Superhero role-playing game adventure

The Coriolis Effect is an adventure published by Hero Games/Iron Crown Enterprises (I.C.E.) in 1986 for the superhero role-playing game Champions.

==Plot summary==
The Coriolis Effect is a collection of short adventure scenarios focused on magic and interplanar travel. Doctor Clinton Avery, a professor of parapsychology, has been tasked with studying a mysterious scroll found in Turkey that can bind humans to the elements. The Black Enchantress seeks both the scroll and Avery's hidden secret. The player characters have been hired to protect Avery's special granddaughter.

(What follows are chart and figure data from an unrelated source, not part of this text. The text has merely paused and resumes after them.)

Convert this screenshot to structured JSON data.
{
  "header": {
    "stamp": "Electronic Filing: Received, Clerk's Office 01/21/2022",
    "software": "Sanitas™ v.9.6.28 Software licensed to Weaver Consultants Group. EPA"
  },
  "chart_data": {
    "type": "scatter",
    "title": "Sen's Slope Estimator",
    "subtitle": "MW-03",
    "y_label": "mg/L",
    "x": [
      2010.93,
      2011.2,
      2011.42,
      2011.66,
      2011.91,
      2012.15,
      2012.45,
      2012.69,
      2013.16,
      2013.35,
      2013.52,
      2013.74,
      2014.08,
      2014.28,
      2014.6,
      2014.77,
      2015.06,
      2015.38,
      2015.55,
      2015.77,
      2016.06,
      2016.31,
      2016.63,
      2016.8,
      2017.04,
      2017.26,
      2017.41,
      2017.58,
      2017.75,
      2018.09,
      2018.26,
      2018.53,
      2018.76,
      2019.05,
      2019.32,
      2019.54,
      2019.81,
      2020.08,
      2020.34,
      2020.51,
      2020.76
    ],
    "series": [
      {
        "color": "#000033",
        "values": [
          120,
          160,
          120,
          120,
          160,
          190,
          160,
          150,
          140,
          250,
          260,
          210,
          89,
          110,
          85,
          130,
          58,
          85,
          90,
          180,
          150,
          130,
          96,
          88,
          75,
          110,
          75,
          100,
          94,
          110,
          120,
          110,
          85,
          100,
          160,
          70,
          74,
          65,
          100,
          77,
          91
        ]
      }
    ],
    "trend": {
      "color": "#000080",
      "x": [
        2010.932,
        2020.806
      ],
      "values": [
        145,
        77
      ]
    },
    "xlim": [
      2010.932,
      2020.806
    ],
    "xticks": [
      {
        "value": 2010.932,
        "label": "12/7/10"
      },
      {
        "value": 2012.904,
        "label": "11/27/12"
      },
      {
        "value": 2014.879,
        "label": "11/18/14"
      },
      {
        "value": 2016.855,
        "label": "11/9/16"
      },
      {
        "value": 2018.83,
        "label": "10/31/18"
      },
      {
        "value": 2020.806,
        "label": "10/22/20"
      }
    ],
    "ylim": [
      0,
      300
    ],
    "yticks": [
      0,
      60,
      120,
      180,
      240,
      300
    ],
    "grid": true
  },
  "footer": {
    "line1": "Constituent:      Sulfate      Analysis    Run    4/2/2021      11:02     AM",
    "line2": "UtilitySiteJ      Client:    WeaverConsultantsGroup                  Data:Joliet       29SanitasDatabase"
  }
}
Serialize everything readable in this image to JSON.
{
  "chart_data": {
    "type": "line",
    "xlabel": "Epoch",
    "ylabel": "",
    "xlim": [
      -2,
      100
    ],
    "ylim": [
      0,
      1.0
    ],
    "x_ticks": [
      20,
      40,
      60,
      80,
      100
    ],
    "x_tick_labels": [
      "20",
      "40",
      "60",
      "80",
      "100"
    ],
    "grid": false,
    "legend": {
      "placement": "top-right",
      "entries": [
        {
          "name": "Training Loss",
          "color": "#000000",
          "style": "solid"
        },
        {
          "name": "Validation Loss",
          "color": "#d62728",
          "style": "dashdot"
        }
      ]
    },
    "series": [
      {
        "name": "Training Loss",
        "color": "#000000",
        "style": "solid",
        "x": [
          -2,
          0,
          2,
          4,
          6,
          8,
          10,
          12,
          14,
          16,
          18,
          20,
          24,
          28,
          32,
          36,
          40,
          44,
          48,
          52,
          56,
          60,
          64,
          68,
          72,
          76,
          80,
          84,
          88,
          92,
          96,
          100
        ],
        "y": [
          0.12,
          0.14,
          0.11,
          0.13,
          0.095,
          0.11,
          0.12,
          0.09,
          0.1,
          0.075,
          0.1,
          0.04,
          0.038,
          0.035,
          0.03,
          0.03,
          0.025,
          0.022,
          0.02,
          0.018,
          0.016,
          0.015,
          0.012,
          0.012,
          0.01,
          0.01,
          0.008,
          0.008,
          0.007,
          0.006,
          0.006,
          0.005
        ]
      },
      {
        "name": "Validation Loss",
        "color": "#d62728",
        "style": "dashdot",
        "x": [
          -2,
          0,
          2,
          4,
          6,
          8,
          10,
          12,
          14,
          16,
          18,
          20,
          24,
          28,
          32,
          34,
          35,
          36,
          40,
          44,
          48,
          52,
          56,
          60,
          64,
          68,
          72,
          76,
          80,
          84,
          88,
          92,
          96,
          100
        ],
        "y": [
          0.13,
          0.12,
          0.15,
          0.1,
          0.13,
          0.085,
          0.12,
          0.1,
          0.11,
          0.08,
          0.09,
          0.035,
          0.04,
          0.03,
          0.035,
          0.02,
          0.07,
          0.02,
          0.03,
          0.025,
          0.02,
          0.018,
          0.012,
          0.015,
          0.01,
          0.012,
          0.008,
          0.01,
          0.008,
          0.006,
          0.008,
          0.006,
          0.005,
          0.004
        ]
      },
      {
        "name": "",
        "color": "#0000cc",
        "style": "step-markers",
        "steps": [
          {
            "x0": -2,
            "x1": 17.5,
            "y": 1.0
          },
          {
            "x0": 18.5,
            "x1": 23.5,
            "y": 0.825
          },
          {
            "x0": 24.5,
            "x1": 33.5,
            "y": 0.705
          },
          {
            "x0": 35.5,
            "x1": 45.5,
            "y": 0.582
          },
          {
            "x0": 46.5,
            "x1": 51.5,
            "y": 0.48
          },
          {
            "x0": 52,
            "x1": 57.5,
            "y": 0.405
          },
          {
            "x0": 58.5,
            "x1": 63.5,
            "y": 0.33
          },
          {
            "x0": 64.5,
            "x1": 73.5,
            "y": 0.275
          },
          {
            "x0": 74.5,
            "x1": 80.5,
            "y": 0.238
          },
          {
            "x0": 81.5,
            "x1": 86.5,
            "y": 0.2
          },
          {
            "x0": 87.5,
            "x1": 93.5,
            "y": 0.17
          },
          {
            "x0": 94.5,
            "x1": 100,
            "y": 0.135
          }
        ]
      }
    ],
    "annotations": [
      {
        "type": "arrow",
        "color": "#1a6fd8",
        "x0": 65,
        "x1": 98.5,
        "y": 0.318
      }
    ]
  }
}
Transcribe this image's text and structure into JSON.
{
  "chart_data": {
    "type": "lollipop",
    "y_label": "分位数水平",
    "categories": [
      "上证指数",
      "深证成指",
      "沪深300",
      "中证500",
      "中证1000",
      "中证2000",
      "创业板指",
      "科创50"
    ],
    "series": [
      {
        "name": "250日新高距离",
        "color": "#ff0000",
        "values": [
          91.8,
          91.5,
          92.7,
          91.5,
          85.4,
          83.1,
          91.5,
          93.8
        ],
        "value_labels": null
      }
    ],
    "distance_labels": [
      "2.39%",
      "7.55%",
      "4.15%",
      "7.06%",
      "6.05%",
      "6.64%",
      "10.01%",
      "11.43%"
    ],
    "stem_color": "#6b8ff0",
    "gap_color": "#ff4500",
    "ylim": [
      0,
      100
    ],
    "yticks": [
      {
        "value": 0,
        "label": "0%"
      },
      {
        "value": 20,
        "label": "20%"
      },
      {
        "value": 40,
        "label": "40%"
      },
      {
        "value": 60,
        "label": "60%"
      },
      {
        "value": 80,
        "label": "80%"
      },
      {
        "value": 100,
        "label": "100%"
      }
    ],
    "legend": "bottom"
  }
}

The adventure unfolds as a series of interconnected scenarios, allowing the gamemaster flexibility in structure. Villain selection is left to gamemaster discretion, and additional non-player characters linked to the plot are included. Handwritten interior maps use a two-meter-per-hex scale.

==Publication history==
Hero Games/Iron Crown Enterprises published the superhero role-playing game Champions in 1984, and followed this with a number of supplements and adventures. The fifth adventure, released in 1986, was The Coriolis Effect, a 32-page book written by Dennis Mallonee with a cover by Denis Loubet.

==Reception==
In the Spring 1987 edition of Abyss, Dave Nalle commented, "the quality of the concept of this effort certainly sets it up apart from typical superhero fare." However, Nalle was disappointed that "it is designed for a party of regular Champions characters." Nalle also felt the scenario was designed for younger players. Nalle concluded, "All things considered this is one of the best superhero scenarios I've seen to date, combining original ideas, good plotting and interesting characters."

In Issue 46 of Different Worlds, Aaron Fichtelberg was disappointed, commenting, "All in all, this adventure is just not worth buying unless the gamemaster is willing to spend a lot of time fixing it up, and is ready to fill in the many blank spaces in the adventure. I'd recommend you save your money for comic books rather than spend it on this let down."

Lawrence Schick commented sarcastically on the plans of the Black Sorceress of "binding humans to the elements, whatever that means."